В толпе стоит Василий Кириллович Волокушин, коренастый старик в суконной, выгоревшей и сильно заношенной поддёвке; он давно вырос из неё, и она не застёгивается на его животе, вздутом, как пузырь, и опущенном почти до колен. Жёлтое, как тыква, рыхлое лицо его поросло кустиками седоватых волос, на подбородке они соединены в реденькую, острую метёлку, на его сизоватом носу, изрытом оспой, — круглые очки в серебряной оправе, за стёклами очков тускло поблескивают сиреневые зрачки бараньих глаз. Лысый его череп покрыт, как тряпочкой, морщинистой и пятнистой кожей. Он владелец двух водяных мельниц и знаменит своей скупостью. Знаменит он и как сутяга: непрерывно судится у земских, у мирового судьи, в окружном суде. Он слушает речь земского, как молитву: благочестиво сложив руки на животе; верхняя губа его надувается, шевеля волосики усов, нижняя — отпадает, обнажая тёмные колышки редких зубов. Он громко сопит.
И все люди слушают медленную, натужную речь барина очень внимательно, почти не шевелясь. Сгущается знойная, тягостная скука, угашая неумелые мысли. Земский высморкал нос трубным звуком и, перелистывая бумаги, позвал:
— Бунаков и Дроздова!
Поклонясь так низко, точно их ударили по затылку, у стола встали старик с шишкой и толстогубая женщина в городском платье.
— Ну — как? — спросил судья. — Договорились? Согласны мириться?
— Не могу я, ваше высокородие, не могу, — басом заговорила женщина, и большое глазастое лицо её густо налилось кровью. — Изувечил он мне корову, старый дьявол, а ведь корова-то какая, господи! И сравнить её не с чем, из четырёх она у меня королевной ходила. А ведь на трёх ногах корова не живёт. Человек — так он и на одной ноге может, а её — только на мясо, куда кроме?

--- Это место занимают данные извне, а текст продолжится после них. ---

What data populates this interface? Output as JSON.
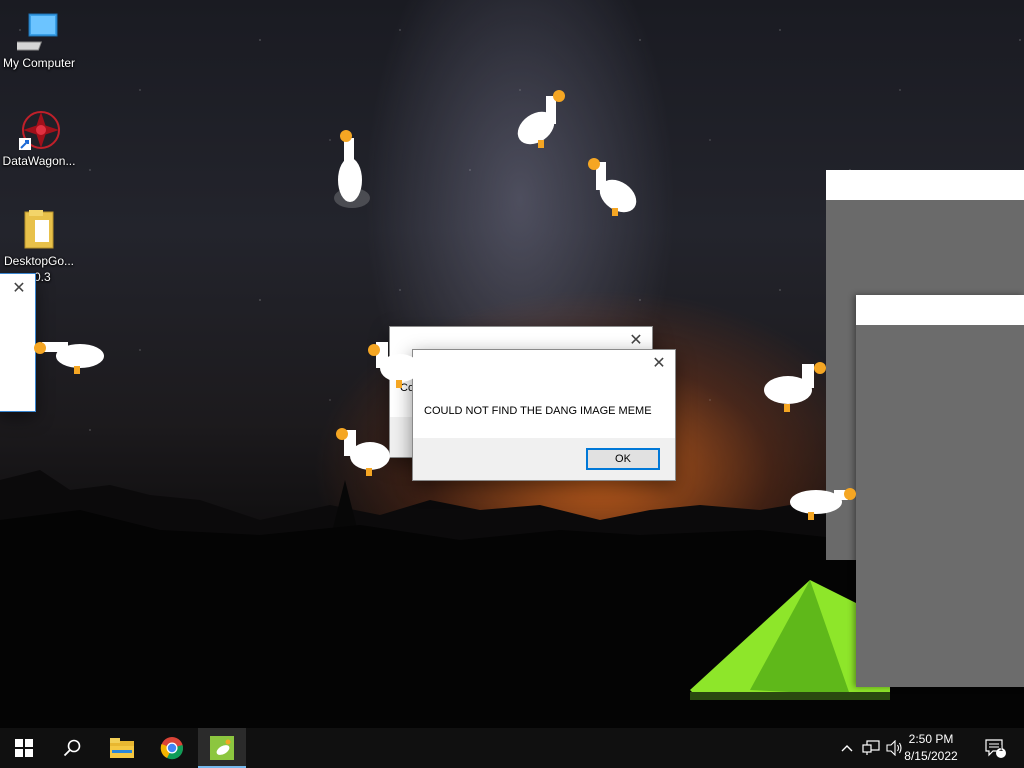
{
  "desktop": {
    "icons": [
      {
        "label": "My Computer",
        "icon": "computer-icon"
      },
      {
        "label": "DataWagon...",
        "icon": "datawagon-icon"
      },
      {
        "label": "DesktopGo...",
        "icon": "folder-icon"
      }
    ],
    "partial_label": "0.3"
  },
  "dialogs": {
    "front": {
      "message": "COULD NOT FIND THE DANG IMAGE MEME",
      "ok_label": "OK",
      "close_glyph": "✕"
    },
    "back": {
      "close_glyph": "✕",
      "partial_text": "Co"
    },
    "left": {
      "close_glyph": "✕"
    }
  },
  "taskbar": {
    "time": "2:50 PM",
    "date": "8/15/2022",
    "notification_count": "1",
    "apps": [
      "start-icon",
      "search-icon",
      "file-explorer-icon",
      "chrome-icon",
      "desktop-goose-icon"
    ]
  },
  "colors": {
    "accent": "#0078d7",
    "taskbar": "#101010",
    "goose_beak": "#f5a623"
  }
}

— Стой, стой! — сердито крикнул земский. — Всё это я слышал. Бунаков, ты должен возместить за корову!
— Ваше воскородие, премудрый судья, — запел старик, прикрыв глаза, раскачиваясь. — А кто мне за овёс возместит? Ведь её коровы сколько овса стравили! И это она пустила их в мой овёс нарочно… Она мне всё нарочно делает…
— Может, я и живу нарошно? — с угрюмой злостью спросила женщина.

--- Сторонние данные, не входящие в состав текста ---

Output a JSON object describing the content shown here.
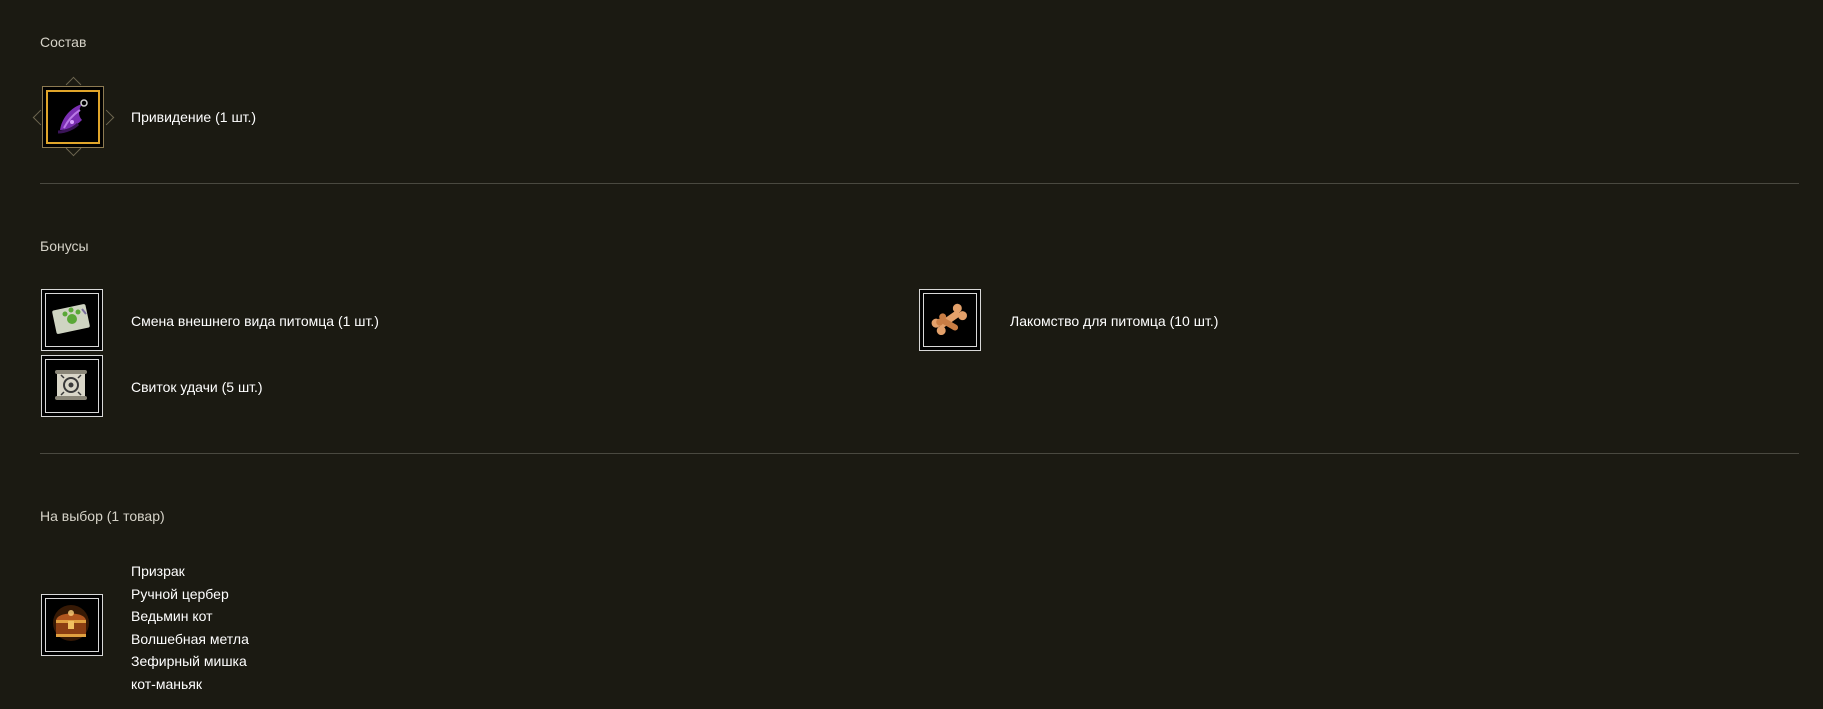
{
  "sections": {
    "composition": {
      "title": "Состав",
      "items": [
        {
          "label": "Привидение (1 шт.)",
          "icon": "ghost-hat-icon"
        }
      ]
    },
    "bonuses": {
      "title": "Бонусы",
      "items": [
        {
          "label": "Смена внешнего вида питомца (1 шт.)",
          "icon": "pet-appearance-ticket-icon"
        },
        {
          "label": "Лакомство для питомца (10 шт.)",
          "icon": "bone-treat-icon"
        },
        {
          "label": "Свиток удачи (5 шт.)",
          "icon": "luck-scroll-icon"
        }
      ]
    },
    "choice": {
      "title": "На выбор (1 товар)",
      "icon": "treasure-chest-icon",
      "options": [
        "Призрак",
        "Ручной цербер",
        "Ведьмин кот",
        "Волшебная метла",
        "Зефирный мишка",
        "кот-маньяк"
      ]
    }
  },
  "colors": {
    "background": "#1b1a12",
    "divider": "#4a4940",
    "frame": "#d8d8d8",
    "highlight_frame": "#e0a52a"
  }
}
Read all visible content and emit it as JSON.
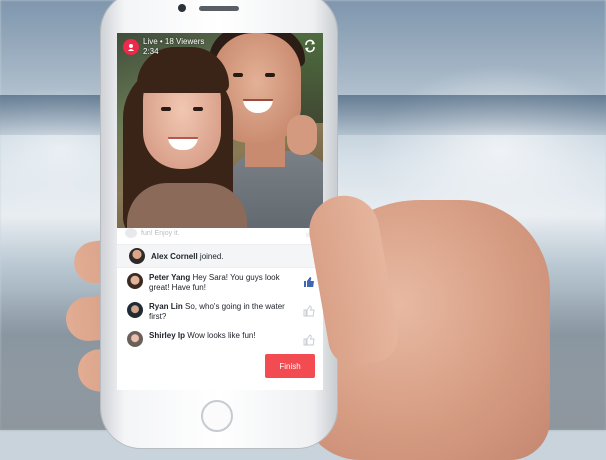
{
  "live": {
    "status": "Live • 18 Viewers",
    "timer": "2:34"
  },
  "comments": {
    "faded_text": "fun! Enjoy it.",
    "joined": {
      "name": "Alex Cornell",
      "text": "joined."
    },
    "items": [
      {
        "name": "Peter Yang",
        "text": "Hey Sara! You guys look great! Have fun!",
        "liked": true
      },
      {
        "name": "Ryan Lin",
        "text": "So, who's going in the water first?",
        "liked": false
      },
      {
        "name": "Shirley Ip",
        "text": "Wow looks like fun!",
        "liked": false
      }
    ]
  },
  "actions": {
    "finish_label": "Finish"
  },
  "colors": {
    "accent": "#f24c52",
    "live_red": "#f0284a",
    "like_blue": "#4267b2",
    "like_gray": "#c5c9cf"
  },
  "icons": [
    "live-icon",
    "switch-camera-icon",
    "like-icon"
  ]
}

— А кто тя знает? Очень ты на ведьму похожа, на оборотня.
— Ваше благородие, — глядите, что он говорит! А — брат мой, родной, брат по крови. Защитите от жулика…
— Молчать! — рявкнул земский, и румяное лицо его побледнело, голубые глаза холодно побелели. — Приказываю кончить эту вашу скотскую ерунду миром. Сегодня же, здесь!! Иначе я вам запишу по неделе ареста… Прочь! Дурачьё! Костин и Волокушин! — вызвал он.
Вслед за Волокушиным подошёл Евдоким Костин, маленький, сухой, большеглазый, в белом рваном пиджаке, в грязных штанах из парусины, подвёрнутых до колен, босой. Ему, вероятно, лет под тридцать; смуглый, суровый, в чёрной бородке, он очень похож на цыгана. Земский, играя хлыстом, посмотрел на него неласково, но в это время Гришка, наклонясь к земскому, сказал:
— Вон, Митрий Сергеич, опять мужик на дворе мочится. Никакого слада с ними нет…
— Дай его сюда, сукина сына!
Гришка подвёл коренастого человечка с весёлым лицом в окладистой бородке. Земский, покраснев, спросил негромко:
— Ты где ж это мочишься?
— А вон там, — ответил мужик, показывая рукой.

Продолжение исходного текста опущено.